DecibelGuard reads raw PCM audio via AudioRecord, runs RMS amplitude calculation on each buffer, and maps the result to calibrated dB SPL. No recordings stored, no cloud, no account. Just a number and a 24-hour history you can actually query.
It's a portfolio app built to demonstrate modern Android development - Compose, Clean Architecture, Room, coroutines with real dispatcher discipline. The use case happens to be real.
Monitoring - Calibrated dB SPL (RMS + 80 dB offset, clamped 20–120 dB) · 4 noise categories (QUIET / MODERATE / LOUD / HARMFUL) · 270° circular gauge with cyan→magenta arc · LED-style readout with glow effect
History & Analytics - 24-hour Vico line chart downsampled to 50 points · Morning / Afternoon / Night breakdowns with average dB, peak dB, and peak time · Room-backed, nothing simulated
Smart Alerts - Configurable threshold (50–120 dB) persisted to DataStore · 30-second cooldown (one alert per noise event, not per reading) · Vibration toggle · POST_NOTIFICATIONS requested contextually on API 33+
┌─────────────────────────────────────────────────┐
│ UI: MonitorScreen · HistoryScreen · Settings │
│ MonitorViewModel · HistoryViewModel │
│ SettingsViewModel │
├─────────────────────────────────────────────────┤
│ Domain: NoiseLevel · NoiseCategory │
│ NoiseRepository (interface) │
├─────────────────────────────────────────────────┤
│ Data: AudioAnalyzer · NoiseRepositoryImpl │
│ NoiseGuardDatabase · UserPreferences │
│ NotificationHelper │
└─────────────────────────────────────────────────┘
NoiseRepository is a pure Kotlin interface - domain layer has zero Android imports.
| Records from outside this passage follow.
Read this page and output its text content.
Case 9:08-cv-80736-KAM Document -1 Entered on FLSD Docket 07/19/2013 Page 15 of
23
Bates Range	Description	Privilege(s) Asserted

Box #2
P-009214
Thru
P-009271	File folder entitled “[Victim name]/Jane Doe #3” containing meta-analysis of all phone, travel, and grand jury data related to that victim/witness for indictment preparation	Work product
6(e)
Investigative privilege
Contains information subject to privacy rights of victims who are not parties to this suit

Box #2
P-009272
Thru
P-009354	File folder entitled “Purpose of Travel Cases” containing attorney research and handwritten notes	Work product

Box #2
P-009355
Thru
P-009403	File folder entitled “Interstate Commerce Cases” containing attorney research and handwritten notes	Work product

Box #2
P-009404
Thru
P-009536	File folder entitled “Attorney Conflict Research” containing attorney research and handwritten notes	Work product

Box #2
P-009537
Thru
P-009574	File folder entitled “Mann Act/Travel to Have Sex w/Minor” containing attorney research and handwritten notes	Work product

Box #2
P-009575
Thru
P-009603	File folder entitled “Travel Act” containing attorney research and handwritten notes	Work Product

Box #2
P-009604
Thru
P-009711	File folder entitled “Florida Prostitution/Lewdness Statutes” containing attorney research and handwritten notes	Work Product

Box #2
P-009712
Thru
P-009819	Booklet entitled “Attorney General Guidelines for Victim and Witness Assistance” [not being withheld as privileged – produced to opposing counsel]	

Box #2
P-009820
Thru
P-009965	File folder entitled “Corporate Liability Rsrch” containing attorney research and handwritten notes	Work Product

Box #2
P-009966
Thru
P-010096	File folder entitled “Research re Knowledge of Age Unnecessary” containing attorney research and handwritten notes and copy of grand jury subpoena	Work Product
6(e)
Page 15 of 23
ViewModels depend on the interface, never on NoiseRepositoryImpl directly. Audio processing runs on Dispatchers.Default (CPU-bound RMS math, not I/O).
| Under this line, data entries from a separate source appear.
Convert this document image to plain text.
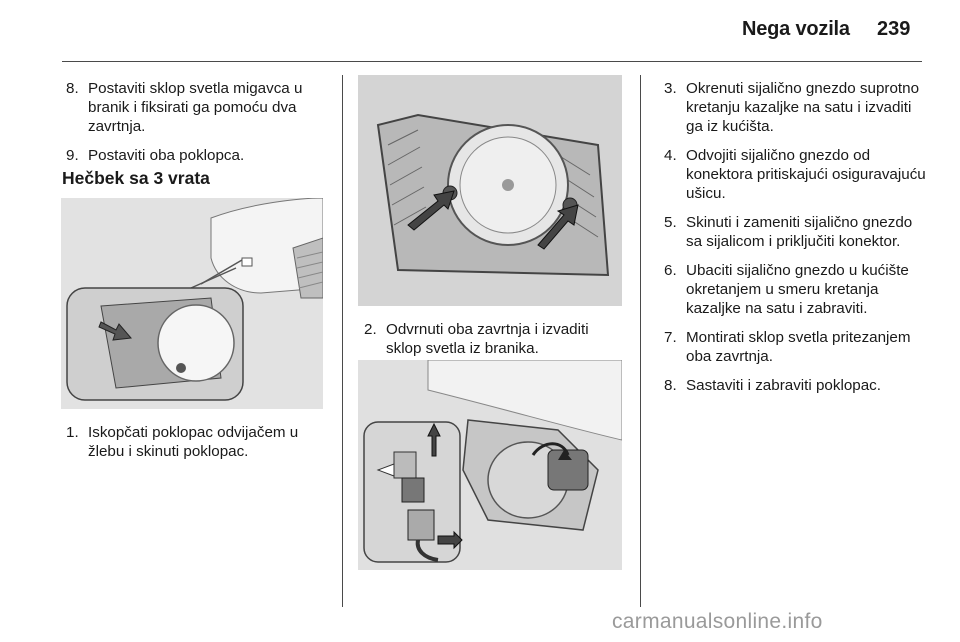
Nega vozila 239
8. Postaviti sklop svetla migavca u branik i fiksirati ga pomoću dva zavrtnja.
9. Postaviti oba poklopca.
Hečbek sa 3 vrata
1. Iskopčati poklopac odvijačem u žlebu i skinuti poklopac.
2. Odvrnuti oba zavrtnja i izvaditi sklop svetla iz branika.
3. Okrenuti sijalično gnezdo suprotno kretanju kazaljke na satu i izvaditi ga iz kućišta.
4. Odvojiti sijalično gnezdo od konektora pritiskajući osiguravajuću ušicu.
5. Skinuti i zameniti sijalično gnezdo sa sijalicom i priključiti konektor.
6. Ubaciti sijalično gnezdo u kućište okretanjem u smeru kretanja kazaljke na satu i zabraviti.
7. Montirati sklop svetla pritezanjem oba zavrtnja.
8. Sastaviti i zabraviti poklopac.
carmanualsonline.info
→ docs/ARCHITECTURE.md · docs/ADRs.md
82 tests total — 69 unit and 13 instrumented.
Unit tests run on the JVM, no Android runtime needed. They cover noise classification, dB calculation, batch buffer logic, period filtering, and settings validation.
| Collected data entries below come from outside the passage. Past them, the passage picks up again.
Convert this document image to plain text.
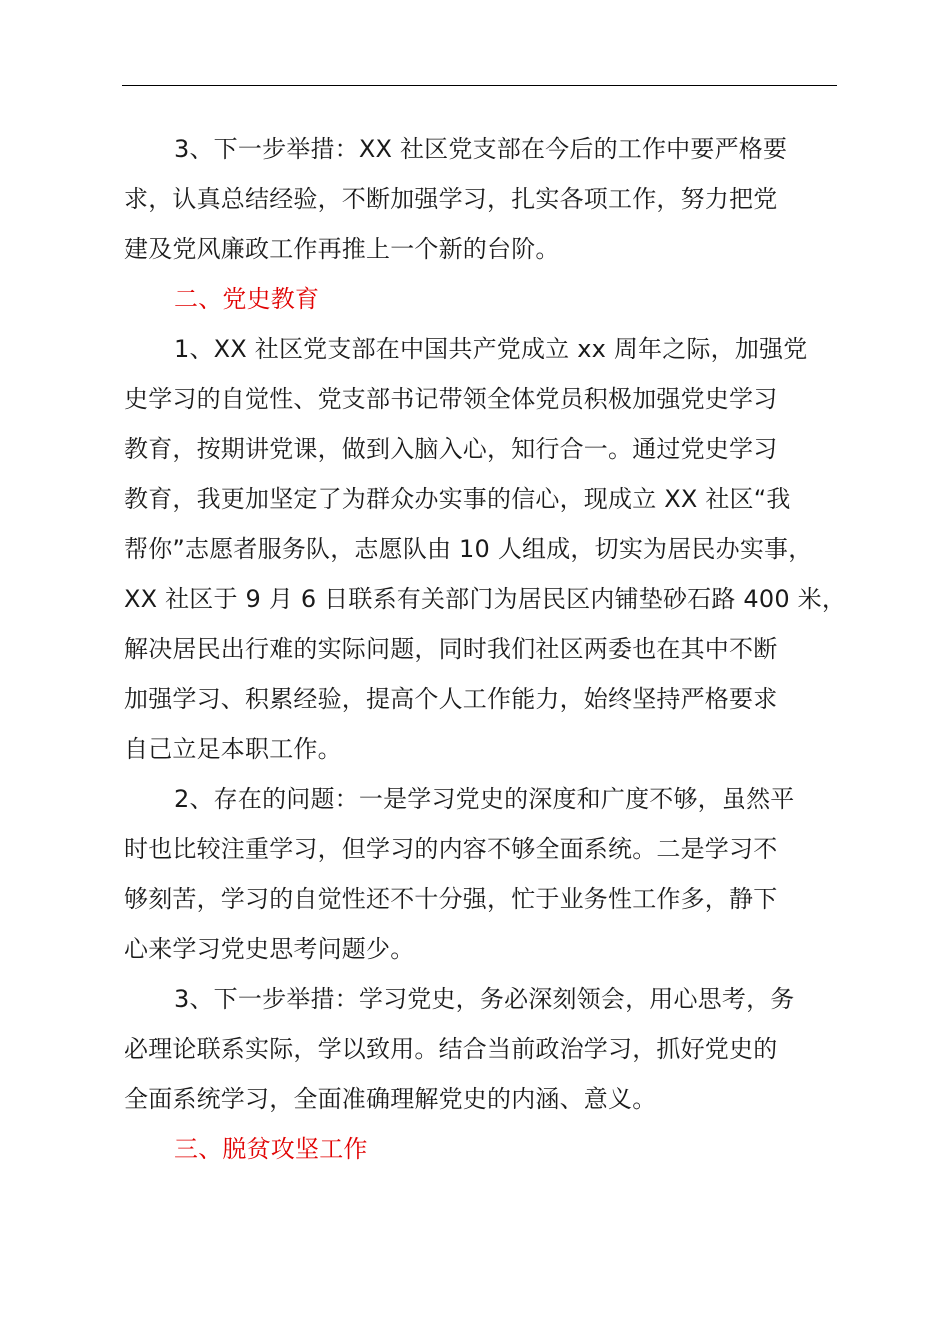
3、下一步举措：XX 社区党支部在今后的工作中要严格要
求，认真总结经验，不断加强学习，扎实各项工作，努力把党
建及党风廉政工作再推上一个新的台阶。
二、党史教育
1、XX 社区党支部在中国共产党成立 xx 周年之际，加强党
史学习的自觉性、党支部书记带领全体党员积极加强党史学习
教育，按期讲党课，做到入脑入心，知行合一。通过党史学习
教育，我更加坚定了为群众办实事的信心，现成立 XX 社区“我
帮你”志愿者服务队，志愿队由 10 人组成，切实为居民办实事，
XX 社区于 9 月 6 日联系有关部门为居民区内铺垫砂石路 400 米，
解决居民出行难的实际问题，同时我们社区两委也在其中不断
加强学习、积累经验，提高个人工作能力，始终坚持严格要求
自己立足本职工作。
2、存在的问题：一是学习党史的深度和广度不够，虽然平
时也比较注重学习，但学习的内容不够全面系统。二是学习不
够刻苦，学习的自觉性还不十分强，忙于业务性工作多，静下
心来学习党史思考问题少。
3、下一步举措：学习党史，务必深刻领会，用心思考，务
必理论联系实际，学以致用。结合当前政治学习，抓好党史的
全面系统学习，全面准确理解党史的内涵、意义。
三、脱贫攻坚工作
Instrumented tests run on a physical device (the emulator mic returns ~20 dB regardless of environment, which makes audio tests meaningless):
NoiseLevelDaoTest— 9 tests against an in-memory Room databaseNavigationTest— 4 tests verifying the bottom nav flow
Infrastructure: HiltTestRunner swaps the app component for a test
component; TestAppModule provides the in-memory DB; TestUtils keeps
timestamps deterministic.
| Library | Version | Purpose |
|---|---|---|
| Jetpack Compose BOM | 2026.02.01 | UI |
| Room | 2.7.1 | Local persistence |
| DataStore | 1.1.1 | Scalar preferences |
| Hilt | 2.56.2 | Dependency injection |
| Vico Charts | 2.0.0-alpha.28 | History chart |
| Kotlin Coroutines | 1.9.0 | Async / Flow |
| Accompanist | 0.37.3 | Runtime permissions |
First dB reading: 1.8s · 60fps · 4.2%/hr battery · 8.3MB APK · 99.4% crash-free
The 1.8s is dominated by AudioRecord hardware warm-up, not app startup. The app is idle until you tap Start.
git clone https://github.com/MarkADom/NoiseGuard.gitand open in Android Studio Meerkat (2025.1.1) or later - AGP 9.x requires it; KSP generates the Room DAOs, so the first Gradle sync takes a minute or two- Connect a physical device - the emulator mic outputs near-silence, giving you 20 dB regardless of environment
- Run. No API keys. No Firebase. Entirely offline.